Thief of Time - Terry Pratchett [82]
It has to be said that Lady LeJean was not herself at this point. She didn’t quite have a herself to be. The other six Auditors…in time, yes, they’d think the same way. But there wasn’t time. If only she could persuade them to eat something that would…yes, that would bring them to their senses. There seemed to be no food around, though.
She could see a very large hammer on the bench.
“How is progress, Mr. Jeremy?” she said, walking over to the clock. Igor moved very fast, and stood almost protectively next to the glass pillar.
Jeremy hurried foward. “We have carefully aligned all the systems—”
“—again—” Igor growled.
“Yes, again—”
“Theveral timeth, in fact,” Igor added.
“And now we simply await the right weather conditions.”
“But I thought you stored lightning?”
Her ladyship indicated the greenish glass cylinders bubbling and hissing along the wall of the workshop. Just by the bench with, yes, the hammer on it. And no one could read her thoughts! The power!
“There will easily be enough to keep the mechanism working, but to start the clock will require what Igor calls a jump,” said Jeremy.
Igor held up two crocodile clips the size of his head.
“’Th’right,” he said. “But you hardly ever get the right kind of thunderthtormth down here. Thould’ve built thith in Uberwald, I keep thaying.”
“What is the nature of this delay?” said—possibly—Mr. White.
“We need a thunderstorm, sir. For the lightning,” said Jeremy. Lady LeJean stepped back, a little closer to the bench.
“Well? Arrange one,” said Mr. White.
“Hah, well, if we were in Uberwald, of courthe—”
“It is merely a matter of pressures and potentials,” said Mr. White. “Can you not simply create one?”
Igor gave him a look of disbelief mixed with respect.
“You’re not from Uberwald, are you?” he said. Then he gasped, and banged the side of his head.
“Hey, I felt that one,” he said. “Whoopth! How did you do that? Preththure dropping like a thtone!”
Sparks glittered along his black fingernails. He beamed.
“I’ll jutht go and raithe the lightning rod,” he said, hurrying to a pulley system on the wall.
Lady LeJean turned on the others. This time she wished they could read her thoughts. She didn’t know enough pronounceable human swearwords.
“That is against the rules!” she hissed.
“Mere expediency,” said Mr. White. “If you had not been…lax, this would have been concluded by now!”
“I counseled further study!”
“Unnecessary!”
“Is there a problem?” said Jeremy, in the diffident voice he used for conversations not involving clocks.
“The clock should not be started yet!” said Lady LeJean, not taking her eyes off the other Auditors.
“But you asked me…we’ve been…it’s all set up!”
“There may be…problems! I think we should see another week of testing!”
But there weren’t problems, she knew. Jeremy had built the thing as if he’d built a dozen like it before. It had been all Lady LeJean could do to spin things out this long, especially with the Igor watching her like a hawk.
“What is your ‘name,’ young person?” said Mr. White to Jeremy. The clockmaker backed away.
“Jeremy,” he said, “and I…I don’t understand, Mr., er, White. A clock tells the time. A clock isn’t dangerous. How can a clock be a problem? It’s a perfect clock!”
“Then start it!”
“But her ladyship—”
The door knocker thundered.
“Igor?” said Jeremy.
“Yeth, thur?” said Igor from the hallway.
“How did the servant person get there?” said Mr. White, still watching her ladyship.

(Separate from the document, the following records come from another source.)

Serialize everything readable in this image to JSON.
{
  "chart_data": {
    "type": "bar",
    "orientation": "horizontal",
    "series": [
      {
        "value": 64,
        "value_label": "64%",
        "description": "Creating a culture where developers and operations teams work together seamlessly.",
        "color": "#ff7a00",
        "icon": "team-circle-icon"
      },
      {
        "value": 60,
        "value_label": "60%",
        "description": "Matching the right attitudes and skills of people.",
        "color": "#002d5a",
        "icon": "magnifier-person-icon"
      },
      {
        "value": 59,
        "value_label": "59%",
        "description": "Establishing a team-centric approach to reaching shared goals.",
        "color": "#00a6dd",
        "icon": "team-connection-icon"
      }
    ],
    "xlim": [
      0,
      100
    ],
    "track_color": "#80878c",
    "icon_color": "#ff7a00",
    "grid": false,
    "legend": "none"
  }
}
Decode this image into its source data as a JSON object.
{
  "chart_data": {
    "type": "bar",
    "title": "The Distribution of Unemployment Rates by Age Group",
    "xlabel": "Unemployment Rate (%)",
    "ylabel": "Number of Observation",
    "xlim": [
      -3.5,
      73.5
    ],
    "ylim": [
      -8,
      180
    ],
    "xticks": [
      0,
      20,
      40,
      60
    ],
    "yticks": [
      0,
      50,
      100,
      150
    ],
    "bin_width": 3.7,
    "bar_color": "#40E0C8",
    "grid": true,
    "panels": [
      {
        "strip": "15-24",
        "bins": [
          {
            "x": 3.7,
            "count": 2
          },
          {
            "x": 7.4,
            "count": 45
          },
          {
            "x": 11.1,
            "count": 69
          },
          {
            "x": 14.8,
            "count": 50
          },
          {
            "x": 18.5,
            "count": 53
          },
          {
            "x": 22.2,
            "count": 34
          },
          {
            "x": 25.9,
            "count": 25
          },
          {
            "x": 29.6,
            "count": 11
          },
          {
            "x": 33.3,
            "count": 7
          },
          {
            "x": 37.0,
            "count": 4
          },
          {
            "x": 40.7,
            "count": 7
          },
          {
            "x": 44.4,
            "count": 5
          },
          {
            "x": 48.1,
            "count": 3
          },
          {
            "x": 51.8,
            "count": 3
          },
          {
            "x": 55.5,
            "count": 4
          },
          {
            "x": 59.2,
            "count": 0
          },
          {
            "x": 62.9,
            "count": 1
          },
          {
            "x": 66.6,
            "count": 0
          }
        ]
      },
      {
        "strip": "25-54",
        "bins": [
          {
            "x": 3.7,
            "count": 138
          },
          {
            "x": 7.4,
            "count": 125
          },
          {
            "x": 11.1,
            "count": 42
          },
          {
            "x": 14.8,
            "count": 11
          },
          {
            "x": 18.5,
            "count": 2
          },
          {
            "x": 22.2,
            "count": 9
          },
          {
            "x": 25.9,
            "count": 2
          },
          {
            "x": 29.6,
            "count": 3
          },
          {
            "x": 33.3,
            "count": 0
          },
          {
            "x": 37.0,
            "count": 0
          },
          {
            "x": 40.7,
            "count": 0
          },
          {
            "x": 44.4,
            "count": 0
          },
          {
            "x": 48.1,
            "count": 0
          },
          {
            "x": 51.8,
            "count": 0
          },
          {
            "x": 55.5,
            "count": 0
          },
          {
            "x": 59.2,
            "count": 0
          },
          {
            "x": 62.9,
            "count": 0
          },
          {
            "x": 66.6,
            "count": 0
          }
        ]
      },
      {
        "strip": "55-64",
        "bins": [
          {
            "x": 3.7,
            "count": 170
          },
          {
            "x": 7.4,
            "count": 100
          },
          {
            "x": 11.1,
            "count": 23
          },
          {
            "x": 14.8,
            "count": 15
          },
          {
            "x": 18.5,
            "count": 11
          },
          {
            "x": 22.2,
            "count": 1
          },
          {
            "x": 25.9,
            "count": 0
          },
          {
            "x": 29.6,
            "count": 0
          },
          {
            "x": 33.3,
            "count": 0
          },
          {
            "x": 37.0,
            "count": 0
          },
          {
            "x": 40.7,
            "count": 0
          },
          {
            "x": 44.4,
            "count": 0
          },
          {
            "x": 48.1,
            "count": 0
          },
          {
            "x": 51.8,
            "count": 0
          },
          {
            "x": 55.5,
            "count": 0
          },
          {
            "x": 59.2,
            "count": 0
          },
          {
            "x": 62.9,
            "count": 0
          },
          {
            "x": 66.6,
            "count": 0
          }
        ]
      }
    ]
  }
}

“It’s a, a sort of trick they, they have,” said Jeremy. “I’m, I’m sure it’s only—”
“It’s Dr. Hopkinth, thur,” said Igor, entering from the hall. “I told him you were buthy, but—”
—but Dr. Hopkins, although apparently as mild-mannered as milk, was also a Guild official and had survived as such for several years. Ducking under Igor’s arm was no problem at all for a man who could handle a meeting of clockmakers, none of whom exactly ticked in time with the rest of humanity.